Miss Representation (2011)
What’s it about: How women are portrayed through the media.
What you’ll want to do: Become a feminist.
Unrealistic images of women are pervasive in the media. Before watching Miss Representation, you didn’t realize how deeply such images were adversely affecting society. Not only are women hypersexualized, they’re also ridiculed when they have power. You’re not going to take it anymore and you decide to stand up for women’s rights.
After a few days, you’ll still care about women’s collective humanity.
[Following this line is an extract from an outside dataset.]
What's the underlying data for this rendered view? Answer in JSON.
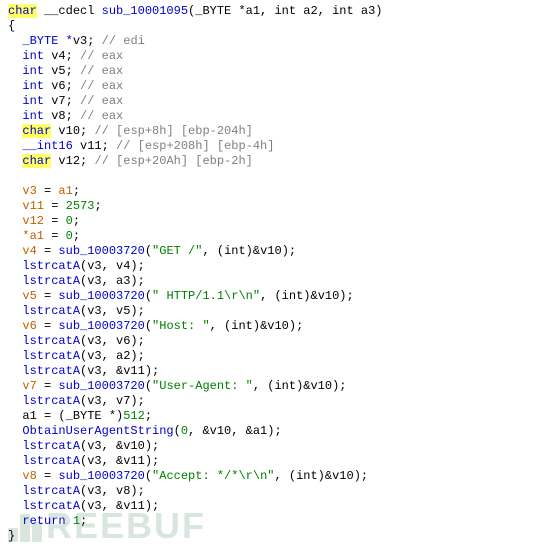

But you don’t want to have nuanced discussions about femininity and you’re totally over the fact that Hillary Clinton didn’t become president in 2008. You’ll limit your reality show intake, but you probably won’t be joining any feminism protests.
What’s it about: The harmful effects from natural gas drilling.
What you’ll want to do: Become an environmentalist.
Before watching Gasland, you’d never heard of hydraulic fracturing, or fracking. You certainly didn’t know how drilling for natural gas polluted drinking water and sickened hundreds in communities across the country. You’re not about to let big businesses destroy nature. It’s time for you to become an environmentalist.
Going green is a bit harder than you thought. Your carbon footprint is bigger than you’d like, but you can’t seem to give up any of your gadgets. You may not drive everywhere, but it’s convenient to just hop in your car when needed. Maybe you’re just not meant to save the Earth.